27 julio 2014 por pablobarber
Las estaciones dominan nuestra vida. Esperamos algunas como si fueran a solucionar nuestros problemas. El verano es ese gran aliado de los exhibicionistas y los sedientos de roce humano, porque como te rozas en verano no te rozas en invierno. Conozco a pocos que la primavera les altere algo, porque ya lo tienen alterado todo el año, y el otoño no come ni deja comer.
En Bogotá no hay estaciones, siempre tiene el mismo clima. Miento, hay meses que llueve más que otros, pero por lo general la temperatura siempre oscila sobre los mismos grados. Mismos grados, misma ropa, mismas caras, mismo sabor, mismo tedio. En el mismo día puede llover, hacer calor, algo de frío y volver a llover. Y dentro de todos esos cambios, siempre es lo mismo. Todo el mundo lleva paraguas, gafas de sol y abrigo, porque la ciudad te tiene atrapado a su antojo.

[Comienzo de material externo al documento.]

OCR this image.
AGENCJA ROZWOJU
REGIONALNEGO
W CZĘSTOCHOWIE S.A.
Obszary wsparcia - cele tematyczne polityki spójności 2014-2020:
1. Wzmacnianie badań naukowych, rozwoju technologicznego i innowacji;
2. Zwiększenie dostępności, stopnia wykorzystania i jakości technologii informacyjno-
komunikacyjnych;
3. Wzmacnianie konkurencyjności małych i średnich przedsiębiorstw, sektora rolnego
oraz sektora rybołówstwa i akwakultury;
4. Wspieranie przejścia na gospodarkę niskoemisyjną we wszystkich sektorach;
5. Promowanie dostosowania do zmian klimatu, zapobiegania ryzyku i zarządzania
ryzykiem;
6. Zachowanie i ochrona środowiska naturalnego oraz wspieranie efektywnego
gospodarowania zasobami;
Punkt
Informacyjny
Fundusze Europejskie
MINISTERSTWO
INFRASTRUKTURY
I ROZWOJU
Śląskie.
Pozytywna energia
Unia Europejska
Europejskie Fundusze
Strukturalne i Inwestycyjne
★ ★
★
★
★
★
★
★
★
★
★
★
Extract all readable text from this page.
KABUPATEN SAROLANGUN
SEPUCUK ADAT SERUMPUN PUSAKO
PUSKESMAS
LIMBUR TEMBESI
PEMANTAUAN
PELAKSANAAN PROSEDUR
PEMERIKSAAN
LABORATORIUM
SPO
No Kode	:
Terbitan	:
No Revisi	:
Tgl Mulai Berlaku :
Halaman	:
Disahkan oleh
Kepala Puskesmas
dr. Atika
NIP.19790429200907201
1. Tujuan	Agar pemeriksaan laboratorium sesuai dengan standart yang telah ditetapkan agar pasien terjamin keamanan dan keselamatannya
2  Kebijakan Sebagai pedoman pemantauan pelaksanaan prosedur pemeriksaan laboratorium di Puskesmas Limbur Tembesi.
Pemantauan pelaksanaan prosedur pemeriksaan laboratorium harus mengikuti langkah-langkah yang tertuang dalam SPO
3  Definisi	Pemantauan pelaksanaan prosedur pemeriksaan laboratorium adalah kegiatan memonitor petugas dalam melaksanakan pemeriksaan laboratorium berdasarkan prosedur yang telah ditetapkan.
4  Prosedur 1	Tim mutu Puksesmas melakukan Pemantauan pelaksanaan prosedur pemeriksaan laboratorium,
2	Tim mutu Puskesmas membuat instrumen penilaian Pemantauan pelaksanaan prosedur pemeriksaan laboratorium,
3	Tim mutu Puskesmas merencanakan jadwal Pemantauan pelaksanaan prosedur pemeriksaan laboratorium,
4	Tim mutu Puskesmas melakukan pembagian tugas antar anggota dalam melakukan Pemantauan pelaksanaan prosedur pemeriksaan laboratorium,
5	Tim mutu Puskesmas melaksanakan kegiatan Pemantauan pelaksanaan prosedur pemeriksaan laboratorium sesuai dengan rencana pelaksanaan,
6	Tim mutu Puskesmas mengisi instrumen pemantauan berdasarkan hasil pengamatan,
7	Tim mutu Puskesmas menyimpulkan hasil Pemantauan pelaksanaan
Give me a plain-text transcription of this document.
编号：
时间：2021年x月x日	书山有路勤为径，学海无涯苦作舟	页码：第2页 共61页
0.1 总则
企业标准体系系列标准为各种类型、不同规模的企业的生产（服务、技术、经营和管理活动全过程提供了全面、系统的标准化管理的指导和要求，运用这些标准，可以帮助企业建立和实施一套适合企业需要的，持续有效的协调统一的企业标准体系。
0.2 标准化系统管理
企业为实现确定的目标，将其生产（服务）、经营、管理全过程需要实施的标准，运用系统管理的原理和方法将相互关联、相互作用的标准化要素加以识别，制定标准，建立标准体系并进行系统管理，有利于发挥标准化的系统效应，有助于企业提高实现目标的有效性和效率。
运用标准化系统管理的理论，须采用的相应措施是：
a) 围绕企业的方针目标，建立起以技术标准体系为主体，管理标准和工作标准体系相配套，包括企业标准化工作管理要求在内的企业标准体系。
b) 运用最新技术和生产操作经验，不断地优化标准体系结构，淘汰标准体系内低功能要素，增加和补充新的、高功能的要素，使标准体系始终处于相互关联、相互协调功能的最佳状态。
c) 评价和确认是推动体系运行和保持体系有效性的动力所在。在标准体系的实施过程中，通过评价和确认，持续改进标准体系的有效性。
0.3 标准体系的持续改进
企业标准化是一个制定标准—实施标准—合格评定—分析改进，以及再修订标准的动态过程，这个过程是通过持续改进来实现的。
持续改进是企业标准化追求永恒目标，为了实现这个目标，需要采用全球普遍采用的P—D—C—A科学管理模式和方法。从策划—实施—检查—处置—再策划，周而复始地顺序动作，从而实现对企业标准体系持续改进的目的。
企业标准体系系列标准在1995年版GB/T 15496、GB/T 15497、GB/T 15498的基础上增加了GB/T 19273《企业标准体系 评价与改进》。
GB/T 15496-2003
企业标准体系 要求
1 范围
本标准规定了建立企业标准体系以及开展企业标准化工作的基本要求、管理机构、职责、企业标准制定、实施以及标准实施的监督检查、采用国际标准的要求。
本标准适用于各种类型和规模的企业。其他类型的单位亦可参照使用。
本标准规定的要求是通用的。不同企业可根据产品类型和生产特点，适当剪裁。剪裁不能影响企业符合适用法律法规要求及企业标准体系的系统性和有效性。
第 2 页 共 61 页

Muchas veces sientes que el tiempo no avanza porque no ves signos de ello. Agosto es igual a octubre, que es igual a marzo. Mi cuerpo y mi mente han tenido que adaptarse a un realidad inesperada: un mundo sin cambio de estaciones. Y ante esta situación, que al principio me resultaba desesperante, inaudita y absolutamente antinatural, he escogido el camino menos dañino para mi organismo: valorar los grises. Darle una oportunidad al monocromo, y tiene sus ventajas. Es previsible, no da sorpresas. Es menos emocionante pero estabiliza tus emociones. Hay momentos que echo de menos los picores del verano, y otros en los que la tristeza del otoño ya no son bienvenidos.
Me toca adaptarme. Es el clima o yo.